All this said, I understand that if I don't take care of things, they will only get worse and require even worse treatments... I'm guessing people are going to suggest exposure therapy, but I've had years of trying to engage with it and it doesn't help at all. My phobias are also inconsistent sometimes, for some reason, so I might be handling something well for a while and then suddenly I become very afraid of it again.
It's also important to me to have these things done while my parents aren't too old to take care of me, because I'm unfortunately still very dependent on them to feed me and drive me around... I worry about the cost of everything on top of this too, we're lower income and I don't understand enough about insurance to know if this stuff would be covered or not.

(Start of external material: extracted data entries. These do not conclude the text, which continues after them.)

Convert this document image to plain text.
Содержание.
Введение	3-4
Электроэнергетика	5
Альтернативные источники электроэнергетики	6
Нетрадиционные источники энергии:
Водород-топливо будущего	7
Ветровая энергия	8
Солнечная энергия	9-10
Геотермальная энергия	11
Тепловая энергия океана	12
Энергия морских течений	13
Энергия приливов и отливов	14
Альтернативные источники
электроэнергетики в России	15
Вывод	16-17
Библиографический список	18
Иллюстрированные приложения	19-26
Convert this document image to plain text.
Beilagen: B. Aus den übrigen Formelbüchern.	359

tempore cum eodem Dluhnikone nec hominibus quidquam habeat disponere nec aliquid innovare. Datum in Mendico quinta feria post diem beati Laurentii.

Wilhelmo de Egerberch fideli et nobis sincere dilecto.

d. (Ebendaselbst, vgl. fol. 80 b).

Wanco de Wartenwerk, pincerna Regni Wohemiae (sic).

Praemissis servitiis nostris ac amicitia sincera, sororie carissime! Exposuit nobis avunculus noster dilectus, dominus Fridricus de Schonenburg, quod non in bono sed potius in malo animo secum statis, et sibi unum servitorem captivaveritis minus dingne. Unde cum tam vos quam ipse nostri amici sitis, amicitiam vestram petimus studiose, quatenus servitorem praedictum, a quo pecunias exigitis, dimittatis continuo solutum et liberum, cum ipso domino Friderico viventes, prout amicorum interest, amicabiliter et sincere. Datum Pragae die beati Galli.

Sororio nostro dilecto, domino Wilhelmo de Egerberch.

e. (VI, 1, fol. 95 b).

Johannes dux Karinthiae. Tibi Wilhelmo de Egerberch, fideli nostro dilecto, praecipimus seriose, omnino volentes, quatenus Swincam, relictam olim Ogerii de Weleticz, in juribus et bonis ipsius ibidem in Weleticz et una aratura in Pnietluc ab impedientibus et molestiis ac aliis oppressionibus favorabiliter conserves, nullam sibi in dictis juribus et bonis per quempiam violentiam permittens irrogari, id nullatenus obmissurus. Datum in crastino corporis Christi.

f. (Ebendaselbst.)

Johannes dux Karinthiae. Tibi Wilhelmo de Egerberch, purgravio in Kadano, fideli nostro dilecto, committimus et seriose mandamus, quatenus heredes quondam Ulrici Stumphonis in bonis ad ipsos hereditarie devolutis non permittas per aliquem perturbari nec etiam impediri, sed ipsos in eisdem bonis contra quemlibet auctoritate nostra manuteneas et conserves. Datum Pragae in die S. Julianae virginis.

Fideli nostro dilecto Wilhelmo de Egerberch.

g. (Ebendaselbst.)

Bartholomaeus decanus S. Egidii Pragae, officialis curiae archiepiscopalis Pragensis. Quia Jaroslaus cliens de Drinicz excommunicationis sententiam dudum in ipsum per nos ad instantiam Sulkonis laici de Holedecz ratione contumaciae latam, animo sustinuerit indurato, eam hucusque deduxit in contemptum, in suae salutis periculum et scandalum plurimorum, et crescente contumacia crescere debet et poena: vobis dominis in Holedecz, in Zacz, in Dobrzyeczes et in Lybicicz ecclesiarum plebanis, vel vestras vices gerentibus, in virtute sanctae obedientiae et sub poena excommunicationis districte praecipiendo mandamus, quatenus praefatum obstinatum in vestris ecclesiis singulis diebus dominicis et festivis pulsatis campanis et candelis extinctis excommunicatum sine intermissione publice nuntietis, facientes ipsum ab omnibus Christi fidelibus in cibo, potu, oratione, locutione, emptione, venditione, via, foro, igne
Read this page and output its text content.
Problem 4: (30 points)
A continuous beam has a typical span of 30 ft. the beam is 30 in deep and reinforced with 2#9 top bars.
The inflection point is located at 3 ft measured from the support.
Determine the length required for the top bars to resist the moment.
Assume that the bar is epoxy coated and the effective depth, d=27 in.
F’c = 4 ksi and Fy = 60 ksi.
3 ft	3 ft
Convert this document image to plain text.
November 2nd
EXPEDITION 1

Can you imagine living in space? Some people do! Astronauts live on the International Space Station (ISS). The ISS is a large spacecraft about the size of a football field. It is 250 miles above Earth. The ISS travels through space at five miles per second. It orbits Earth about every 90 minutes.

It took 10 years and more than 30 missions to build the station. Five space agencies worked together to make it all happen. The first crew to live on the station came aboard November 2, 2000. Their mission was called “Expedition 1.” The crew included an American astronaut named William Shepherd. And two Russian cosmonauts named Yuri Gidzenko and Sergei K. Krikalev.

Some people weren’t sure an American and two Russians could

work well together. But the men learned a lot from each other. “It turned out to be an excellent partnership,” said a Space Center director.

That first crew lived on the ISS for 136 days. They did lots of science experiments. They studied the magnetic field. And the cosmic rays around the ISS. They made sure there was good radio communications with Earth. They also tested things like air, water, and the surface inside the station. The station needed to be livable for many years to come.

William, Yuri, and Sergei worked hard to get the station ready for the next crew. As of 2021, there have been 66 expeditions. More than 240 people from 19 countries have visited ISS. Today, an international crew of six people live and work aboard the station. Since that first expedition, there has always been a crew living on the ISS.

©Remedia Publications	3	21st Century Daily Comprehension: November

Probably not something this forum can help with, but I'll mention it anyways because it contributes to my anxiety, sorry.
I guess TL

I would appreciate some tips for coping, reassurance, and advice on what to expect (for the process of getting a checkup -> maybe teeth cleaning if necessary? -> getting wisdom teeth removed -> recovering) that ideally does not go into much detail of what they'll do to me or what'll happen to my mouth, if possible. Just like... how it might feel. What to do in preparation. I've also been told that it's usually not great to have all 4 removed at once, but for someone with such a severe fear, would it be better to be one-and-done like that? If not, should I do one at a time or two?
Thanks, and apologies. I'm glad to have found a place where people like me can get some support.